First-quarter venture investments in clean technology in North America, Europe, China, and India totaled $1 billion, down 41 percent from the previous quarter and down 48 percent from the year-ago period, according to preliminary figures released Wednesday by San Francisco-based Cleantech Group, a research and media company, and accounting and consulting firm Deloitte & Touch.

“Investors across the world are getting more conservative,” said Brian Fan, a Cleantech Group researcher. “What made sense six or nine months ago doesn’t make sense today.”

Liquidity is the other major factor behind the investment decline, Mr. Fan said. Venture capitalists are struggling to raise money for their funds from their traditional investors, like pensions and hedge funds.

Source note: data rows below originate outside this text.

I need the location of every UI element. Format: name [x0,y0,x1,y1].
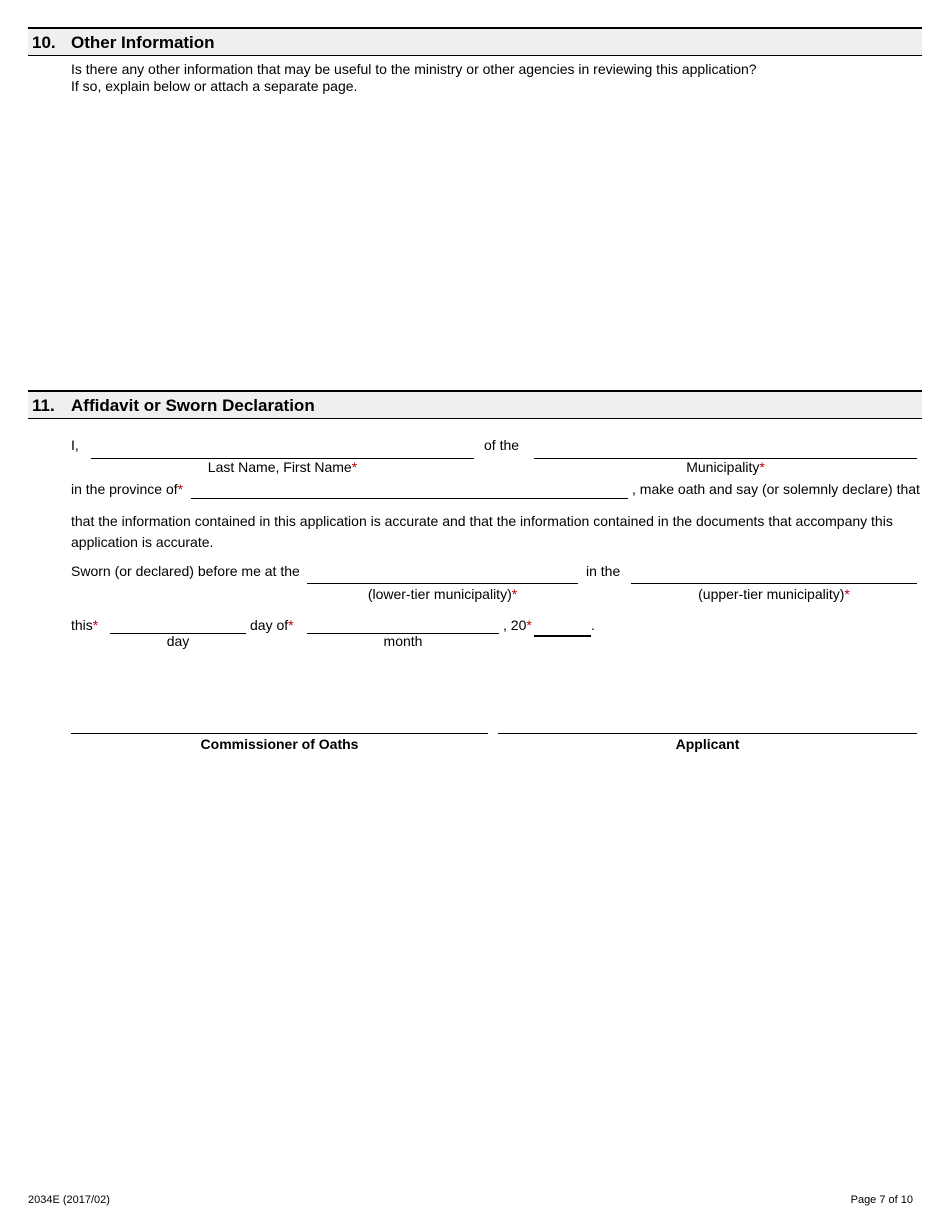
month-field[interactable] [307,615,499,634]
lower-tier-municipality-field[interactable] [307,565,578,584]
name-caption [91,459,474,475]
province-field[interactable] [191,480,628,499]
form-code: 2034E (2017/02) [28,1194,110,1206]
section-10-number: 10. [32,33,56,52]
commissioner-label: Commissioner of Oaths [200,736,359,752]
in-the-label: in the [586,563,621,579]
affidavit-statement: that the information contained in this application is accurate and that the information contained in the documents that accompany this application is accurate. [71,513,893,550]
section-10-question-line2: If so, explain below or attach a separate page. [71,78,358,94]
required-asterisk: * [177,481,184,497]
upper-tier-municipality-field[interactable] [631,565,917,584]
year-field[interactable] [534,617,591,637]
period: . [591,617,595,633]
day-field[interactable] [110,615,246,634]
required-asterisk: * [92,617,99,633]
municipality-caption-text: Municipality [686,459,760,475]
day-of-label-text: day of [250,617,289,633]
sworn-label: Sworn (or declared) before me at the [71,563,300,579]
applicant-label: Applicant [675,736,740,752]
required-asterisk: * [351,459,358,475]
i-label: I, [71,437,79,453]
section-11-number: 11. [32,396,55,415]
applicant-name-field[interactable] [91,440,474,459]
municipality-caption [534,459,917,475]
lower-tier-caption-text: (lower-tier municipality) [367,586,512,602]
province-label-text: in the province of [71,481,178,497]
lower-tier-caption [307,586,578,602]
required-asterisk: * [511,586,518,602]
this-label-text: this [71,617,93,633]
name-caption-text: Last Name, First Name [207,459,352,475]
year-prefix [503,617,532,633]
upper-tier-caption-text: (upper-tier municipality) [698,586,845,602]
province-label [71,481,183,497]
required-asterisk: * [759,459,765,475]
year-prefix-text: , 20 [503,617,527,633]
section-10-header [28,27,922,56]
day-caption: day [166,633,190,649]
page-number: Page 7 of 10 [850,1194,913,1206]
applicant-signature-line[interactable] [498,733,917,734]
this-label [71,617,98,633]
day-of-label [250,617,294,633]
other-information-textarea[interactable] [71,102,921,386]
municipality-field[interactable] [534,440,917,459]
required-asterisk: * [844,586,850,602]
of-the-label: of the [484,437,520,453]
commissioner-signature-line[interactable] [71,733,488,734]
oath-text: , make oath and say (or solemnly declare) that [632,481,920,497]
section-11-header [28,390,922,419]
required-asterisk: * [526,617,532,633]
required-asterisk: * [288,617,294,633]
section-11-title: Affidavit or Sworn Declaration [71,396,315,415]
section-10-question-line1: Is there any other information that may be useful to the ministry or other agencies in reviewing this application? [71,61,757,77]
upper-tier-caption [631,586,917,602]
month-caption: month [383,633,423,649]
section-10-title: Other Information [71,33,215,52]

They have seen the value of their portfolios drop significantly in the last 12 months and now have less cash to hand over to VCs.

This means clean tech financing has moved into a new phase, Mr. Fan said. Financing will come at a slower pace and in a smaller scale than the previous two years.

“If you’re a new clean tech startup, the fact that venture funding is down will be painful,” he said.

But the Cleantech Group and Deloitte said that one bright spot is the increasing funding from governments. Almost $400 billion of some $2.6 trillion in economic stimulus allocations announced so far by industrialized nations are earmarked for clean technologies, according to a report to be presented at the G20 Summit in London later this week.

This government funding, however, will likely benefit more mature technology companies. Startups that have proven their products and can show that they will create jobs and build factories stand the best chance of tapping the government support, Mr. Fan said.

North America accounted for $687.6 million, or 68 percent, of the total venture funding in 48 rounds in the first quarter of this year. That was down 43 percent from the previous quarter and 47 percent from the same period in 2008.

European and Israeli companies raised $281 million in 31 rounds, down 11 percent from the fourth quarter of last year and 31 percent from a year ago. Chinese companies raised $21 million in two deals in the first quarter of 2009, and Indian companies raised a total of $54 million across three deals.

For the first time in several years, there wasn’t a venture round for more than $100 million. The largest round went to Norsun, a Norwegian polysilicon producer, which raised $72 million led by Good Energies. Close on Norsun’s heels was U.S.-based concentrated PV startup SolFocus, which raised $67 million from Apex Venture Partners, NEA, and NGEN.

The large rounds for a handful of solar companies helped the solar sector remain the largest recipient of venture funding for the first quarter. It took in $346 million, compared with $96 million for biofuels, $94 million for advanced batteries, and $78 million for electric vehicles.